Recently, there have been some implementations of CNNs that are (at least from the published research) seemingly outperforming RNN models in different tasks. These so-called Temporal Convolutional Networks has various advantages over RNNs (faster, longer memory, training, etc.). The most famous perhaps architecture of this is WaveNet (https://arxiv.org/pdf/1609.03499.pdf).
I would say that, at least for someone at my level, it is not the easiest architecture to decipher and certainly not the easiest to write in code which I feel makes it a good candidate, apart from the perfomance, for FastAI.

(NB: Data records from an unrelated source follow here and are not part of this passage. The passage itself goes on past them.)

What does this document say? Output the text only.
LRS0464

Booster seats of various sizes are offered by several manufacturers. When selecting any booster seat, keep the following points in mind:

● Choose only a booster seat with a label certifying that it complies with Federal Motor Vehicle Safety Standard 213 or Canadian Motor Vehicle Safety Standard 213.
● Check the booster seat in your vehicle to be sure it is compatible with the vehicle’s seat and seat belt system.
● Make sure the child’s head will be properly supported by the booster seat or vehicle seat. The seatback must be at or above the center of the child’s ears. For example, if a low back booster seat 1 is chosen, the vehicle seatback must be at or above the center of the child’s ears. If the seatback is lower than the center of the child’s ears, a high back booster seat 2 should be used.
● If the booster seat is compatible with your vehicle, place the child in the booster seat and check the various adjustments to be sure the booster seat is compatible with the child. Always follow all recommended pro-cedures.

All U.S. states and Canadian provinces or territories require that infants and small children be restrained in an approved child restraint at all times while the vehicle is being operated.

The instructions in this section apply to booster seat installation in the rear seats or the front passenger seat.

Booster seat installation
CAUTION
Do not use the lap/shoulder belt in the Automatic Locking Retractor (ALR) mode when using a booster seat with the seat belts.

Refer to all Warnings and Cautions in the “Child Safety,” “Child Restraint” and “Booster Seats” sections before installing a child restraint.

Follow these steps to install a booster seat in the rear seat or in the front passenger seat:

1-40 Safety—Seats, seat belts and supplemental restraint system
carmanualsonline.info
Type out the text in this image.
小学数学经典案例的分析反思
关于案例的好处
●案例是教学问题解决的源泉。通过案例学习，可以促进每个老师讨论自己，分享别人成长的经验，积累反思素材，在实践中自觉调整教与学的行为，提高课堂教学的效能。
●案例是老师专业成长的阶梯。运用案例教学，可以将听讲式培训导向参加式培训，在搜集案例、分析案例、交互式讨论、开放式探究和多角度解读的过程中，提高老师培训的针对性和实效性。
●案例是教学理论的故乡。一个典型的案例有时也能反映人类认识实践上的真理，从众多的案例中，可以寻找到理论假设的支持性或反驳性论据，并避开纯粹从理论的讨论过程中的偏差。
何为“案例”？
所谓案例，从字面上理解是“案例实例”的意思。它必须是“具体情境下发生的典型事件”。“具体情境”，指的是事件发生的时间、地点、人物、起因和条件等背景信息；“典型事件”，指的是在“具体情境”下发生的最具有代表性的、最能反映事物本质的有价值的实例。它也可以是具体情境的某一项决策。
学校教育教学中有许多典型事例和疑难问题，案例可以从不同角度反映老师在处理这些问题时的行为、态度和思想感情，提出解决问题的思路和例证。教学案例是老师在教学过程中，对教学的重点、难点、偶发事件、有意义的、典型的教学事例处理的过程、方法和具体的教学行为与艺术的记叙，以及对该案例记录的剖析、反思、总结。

There are a few implementations out there, the most popular pyTorch seems to be this one: https://github.com/locuslab/TCN/. There is also a higher level API for Keras, which I think is quite amazing. It offers simple calls that generate different types of TCNs with various input parameters for the user to use (https://github.com/philipperemy/keras-tcn). It might be a good example to base a FastAI implementation on.
I started working on TCN with fastai (v0.7) a few months back (github repo). The goal was to train a TCN language model and finetune it for text classification, similar to Jeremy’s ULMFIT approach which used LSTMs.
However, I couldn’t get the perplexity low enough. I would like to revisit this project with fastai v1.
Did you make any progress on this project? I played with TCN last year for stock prediction (without much success). Now would like to experiment with audio classification using fastai2 DataLoaders and Learner.
The first step would be to implement pmnist_test in a demo notebook, using fastai2.